Thursday, Stephens said it’s wrong for anyone to blame the Church for stalled hate crime legislation, which has been introduced every year in the state legislature since 2015.
“We are not opposed to a piece of hate crimes legislation in the state of Utah,” Stephens told ABC4 News.
But in 2016, the Church of Jesus Christ of Latter-day Saints was accused of quashing a bill sponsored by then-Senator Steve Urquhart to strengthen protections for minority groups – particularly LGBTQ individuals. Then, the Church said the bill did not “strike a balance” between the rights of LGBTQ people and the Church’s right to religious freedom. Since then, LGBTQ groups, including Equality Utah, have blamed the LDS Church for stalling progress on stronger hate crime laws in Utah.
“There’s more speculation that the Church is holding this up, or somehow opposed to this,” Stephens told ABC4 News. “We just decided that we wanted to clear the air before the session started, and let people know where the Church stood on this issue,” he said.
It’s expected Senator Daniel Thatcher (R-West Valley City) will reintroduce a measure to stiffen penalties for hate crimes this session.

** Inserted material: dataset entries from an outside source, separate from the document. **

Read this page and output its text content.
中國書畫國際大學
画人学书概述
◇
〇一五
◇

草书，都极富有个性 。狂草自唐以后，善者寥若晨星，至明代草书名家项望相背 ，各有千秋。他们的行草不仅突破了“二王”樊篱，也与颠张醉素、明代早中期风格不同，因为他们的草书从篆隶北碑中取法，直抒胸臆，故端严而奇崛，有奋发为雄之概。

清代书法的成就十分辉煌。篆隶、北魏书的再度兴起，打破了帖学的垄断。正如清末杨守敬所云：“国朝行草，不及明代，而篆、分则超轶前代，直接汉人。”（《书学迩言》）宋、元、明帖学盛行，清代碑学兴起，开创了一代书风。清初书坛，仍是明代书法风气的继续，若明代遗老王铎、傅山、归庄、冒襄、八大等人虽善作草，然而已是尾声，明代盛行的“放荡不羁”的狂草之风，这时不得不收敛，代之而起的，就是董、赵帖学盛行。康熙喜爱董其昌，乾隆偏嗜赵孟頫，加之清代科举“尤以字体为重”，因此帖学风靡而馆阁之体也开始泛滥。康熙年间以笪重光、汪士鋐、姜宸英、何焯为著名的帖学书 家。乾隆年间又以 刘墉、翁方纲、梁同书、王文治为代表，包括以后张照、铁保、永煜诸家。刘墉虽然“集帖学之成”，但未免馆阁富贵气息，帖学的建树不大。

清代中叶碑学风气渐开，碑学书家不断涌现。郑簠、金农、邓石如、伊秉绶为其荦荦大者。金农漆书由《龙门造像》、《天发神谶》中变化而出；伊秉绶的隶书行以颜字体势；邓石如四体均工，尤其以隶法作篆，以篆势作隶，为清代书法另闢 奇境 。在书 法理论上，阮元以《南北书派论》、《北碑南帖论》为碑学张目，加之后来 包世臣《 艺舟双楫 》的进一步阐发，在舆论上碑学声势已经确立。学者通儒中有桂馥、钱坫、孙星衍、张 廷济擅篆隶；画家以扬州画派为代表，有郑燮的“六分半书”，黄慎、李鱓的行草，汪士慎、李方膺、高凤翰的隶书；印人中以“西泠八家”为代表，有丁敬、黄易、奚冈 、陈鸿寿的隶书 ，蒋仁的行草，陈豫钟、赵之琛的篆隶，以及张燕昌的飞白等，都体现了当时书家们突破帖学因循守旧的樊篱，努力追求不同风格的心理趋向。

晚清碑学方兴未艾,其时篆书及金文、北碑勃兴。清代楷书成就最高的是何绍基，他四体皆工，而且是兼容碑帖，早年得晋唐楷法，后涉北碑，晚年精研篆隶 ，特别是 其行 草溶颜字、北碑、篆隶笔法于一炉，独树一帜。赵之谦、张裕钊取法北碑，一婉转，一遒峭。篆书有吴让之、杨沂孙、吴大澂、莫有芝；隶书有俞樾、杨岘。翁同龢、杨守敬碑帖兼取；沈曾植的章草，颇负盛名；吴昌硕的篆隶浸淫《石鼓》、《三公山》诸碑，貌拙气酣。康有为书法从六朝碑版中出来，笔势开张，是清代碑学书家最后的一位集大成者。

Despite the LDS Church’s strong stance against same-sex marriage, Stephens said it supports the rights of all, declaring that all people “are sons and daughters of God.”
“No group should be targeted for their beliefs with criminal activity,” he said.
In 2015, the Church supported a “compromise bill” that became a law which prohibited discrimination of LGBTQ groups, while also protecting religious groups opposed to homosexuality.
Stephens added that in his view, the Church is criticized whether it weighs in on legislation or not.